Le dicerie comuni vogliono che Woody Allen non azzecchi un film da almeno venticinque anni. Eppure, ogni nuovo film viene esaltato come un “ritorno ai tempi d’oro”. È difficile parlare di innovazioni nelle storie e nelle tematiche affrontate dal regista newyorkese. È innegabile che vi sia un utilizzo continuo delle medesime strutture narrative. Tuttavia, ciò che contraddistingue la qualità del cinema di Allen è il perfetto equilibrio tra il comparto visivo-artistico, lo spiccato gusto cinematografico e la sorprendente capacità di cambiare abito ai temi trattati, nella solita mescolanza tra commedia e malinconia. Che sia l’intellettualismo universitario di “Un giorno di pioggia a New York” o l’immersione nell’atmosfera fantastico-nostalgica di “Wonder Wheel”, quel miscuglio tra tagli di colori accesi e colonna sonora jazz riescono puntualmente ad accrescere la voglia di abitare (magari per un breve periodo) nel luogo di ambientazione del film di turno e vivere le avventure dei personaggi.
Siamo a Parigi. La storia si apre con l’incontro fortuito in strada tra Alain e Fanny, ex compagni di liceo. Tra i due si sviluppa un’attrazione reciproca, bloccata dal fatto che Fanny è sposata con Jean, un facoltoso uomo d’affari con qualche inquietante scheletro nell’armadio. Classico triangolo sentimentale à la Allen, classico tema dell’antitesi fra la fredda calcolazione affaristica borghese e l’amore per l’arte e la vita bohemienne. Fanny ribolle di voglia di ribellione e autenticità, apparentemente soffocata dall’attuale vita che sta intraprendendo, imprigionata dalla noia e dalla mediocrità intellettuale delle persone da cui è circondata per volere del marito. Alain è uno scrittore, un’anima libera che passeggia per una Parigi squisitamente romantizzata. Jean sembra essere interessato più alla reputazione e al mostrare la bellissima moglie come un trofeo, pur essendo realmente innamorato di lei. È appassionato di modellini di treni, simbolo della sua mania per il controllo assoluto, e possiede una credibilità basata unicamente sul proprio successo economico.
Ogni personalità del film viene dominata dallo stesso fenomeno incontrollabile, che è anche elemento centrale del titolo del film: la fortuna. Trovarsi al posto giusto, al momento giusto, è immensamente più importante delle abilità e della purezza d’animo di ogni individuo. In questo senso (e in quelli che saranno gli sviluppi principali della trama), Allen sembra rifarsi prepotentemente a “Match Point”. Qui, però, si aggiunge un tono maggiormente spensierato e caldo, ottenuto attraverso un utilizzo insistito del giallo, il quale intensifica l’atmosfera prettamente autunnale della pellicola ambientata in parte in campagna, e la solita fondamentale attenzione al comparto musicale.

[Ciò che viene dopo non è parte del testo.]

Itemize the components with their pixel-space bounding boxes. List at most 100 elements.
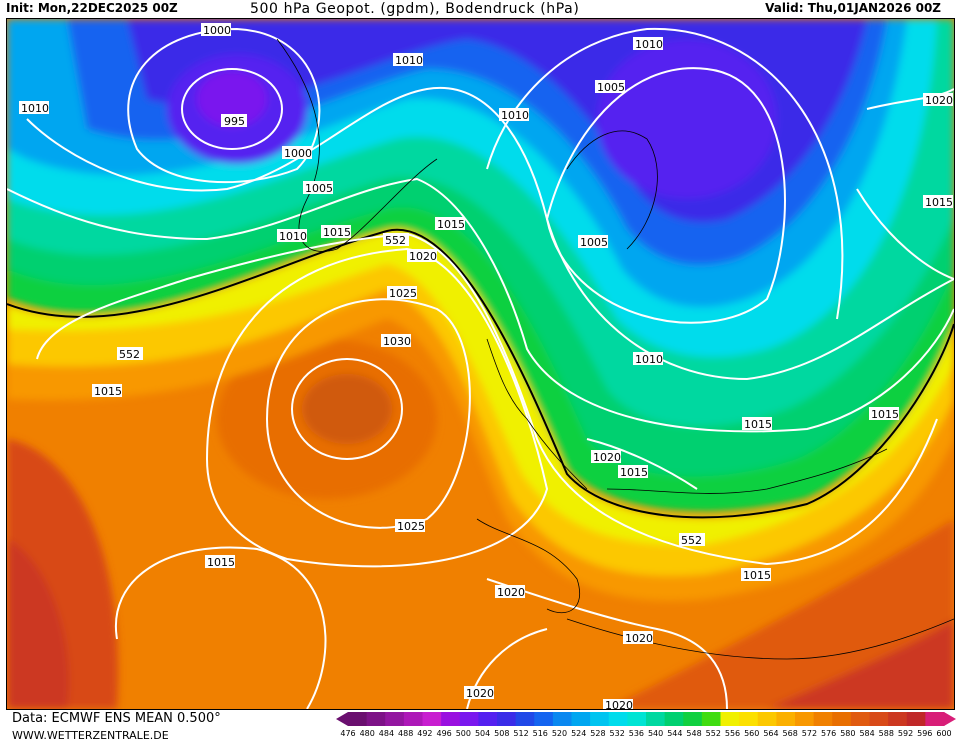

La sceneggiatura, invece, è marcata da una minore presenza di gag o battute. Il film, pur essendo una commedia, non è eccessivamente comico, ma è pervaso dalla solita brillantezza leggera, abile a trattare con un sorriso argomenti quali l’inutilità e mancanza di senso dell’esistenza, la fredda indifferenza del cosmo, la coincidenza, la purezza dei sentimenti. Il tutto macchiato da una piccola componente nera, un ingrediente acre e maligno che interrompe l’idillio romantico alla base della sinossi, dove i puri di cuore non riescono a essere per sempre felici e contenti, ma anche i “villain” devono assumersi delle responsabilità pesanti.
Alla fine, di nuovo e come sempre, è la città ad essere guardiano delle vicende dei piccoli individui, che si muovono come formiche in questo labirinto metropolitano. Dodici anni dopo “Midnight in Paris”, Parigi torna a essere la città di Allen oltreoceano. Un rifugio sicuro in cui poter lavorare, senza essere disturbato da vicende extra-cinema.
Una città senza tempo, come il cinema del maestro, in grado come nessun altro di essere al contempo Bergman e Lubitsch.